An important contribution to supplies of protein

By 2050, the world’s population will rise to 9 billion. As the affluent middle classes grow within this trend, so too will the demand for higher-quality foods such as meat and fish. The latter is both rich in valuable protein and polyunsaturated fatty acids, but wild fish catching methods have long been unable to satisfy the growing demand for it. Aquaculture is therefore playing an increasingly important role in supplying protein and already provides the source for around half of all the fish and seafood consumed around the world today. According to estimates from the Food and Agriculture Organization of the United Nations (FAO), this figure is set to rise to two-thirds by 2030. While China and Southeast Asia tend to farm freshwater fish such as carp, Europe concentrates on the salmonids family, which includes salmon and trout. With an annual growth rate of 7%, aquaculture is the fastest-rising branch of animal-based food production. As livestock, fish offer some crucial advantages over terrestrial animals: Fish are cold blooded and do not need to hold their own weight. As a result, their feed conversion is very efficient.

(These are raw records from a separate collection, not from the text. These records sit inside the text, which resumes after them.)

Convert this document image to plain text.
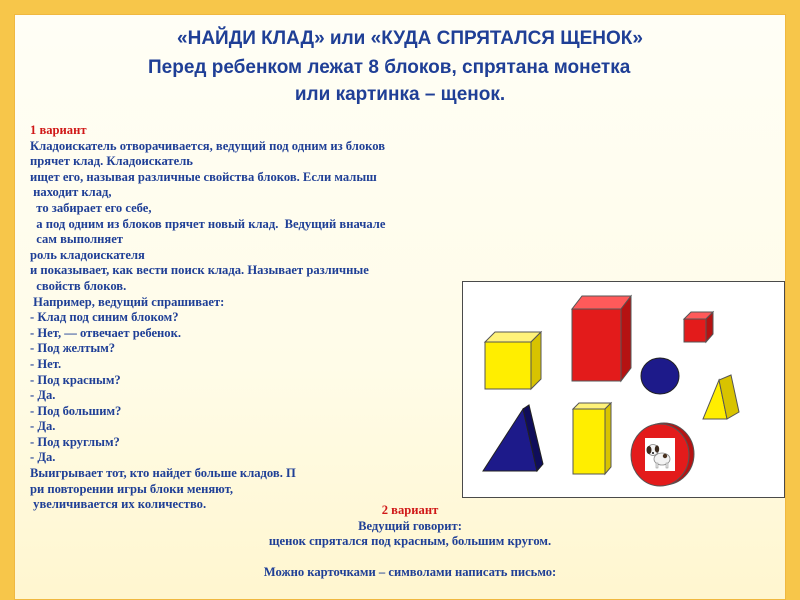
«НАЙДИ КЛАД» или «КУДА СПРЯТАЛСЯ ЩЕНОК»
Перед ребенком лежат 8 блоков, спрятана монетка
или картинка – щенок.
1 вариант
Кладоискатель отворачивается, ведущий под одним из блоков
прячет клад. Кладоискатель
ищет его, называя различные свойства блоков. Если малыш
находит клад,
то забирает его себе,
а под одним из блоков прячет новый клад.  Ведущий вначале
сам выполняет
роль кладоискателя
и показывает, как вести поиск клада. Называет различные
свойств блоков.
Например, ведущий спрашивает:
- Клад под синим блоком?
- Нет, — отвечает ребенок.
- Под желтым?
- Нет.
- Под красным?
- Да.
- Под большим?
- Да.
- Под круглым?
- Да.
Выигрывает тот, кто найдет больше кладов. П
ри повторении игры блоки меняют,
увеличивается их количество.	2 вариант
Ведущий говорит:
щенок спрятался под красным, большим кругом.
Можно карточками – символами написать письмо:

A drive towards greater sustainability

Replacing fishmeal and fish oil with plant-based proteins is undoubtedly an important step towards a more sustainable future, but, as Hadfield says when explaining the next challenge the company faces: “We have to be sure that the plant-based raw materials we are using are being sustainably produced.” As an example of what Marine Harvest is doing to achieve this, all the soya it processes will come entirely from sustainable sources by 2017 at the latest. The industry is also making efforts to improve the situation surrounding animal-based proteins, which are still required for some feed production: Where possible, fishmeal and fish oil will now be derived from fish waste products sourced from human consumption rather than wild-caught fish. On top of this, the world’s largest salmon producer is working intensively with the Aquaculture Stewardship Council (ASC) through its current drive to have its salmon farms certified according to the strict criteria of the organisation, which was founded in 2010 by bodies that include the WWF. It is, after all, important for consumers to be certain that the farmed salmon on their plate is not only healthy, but also sustainable.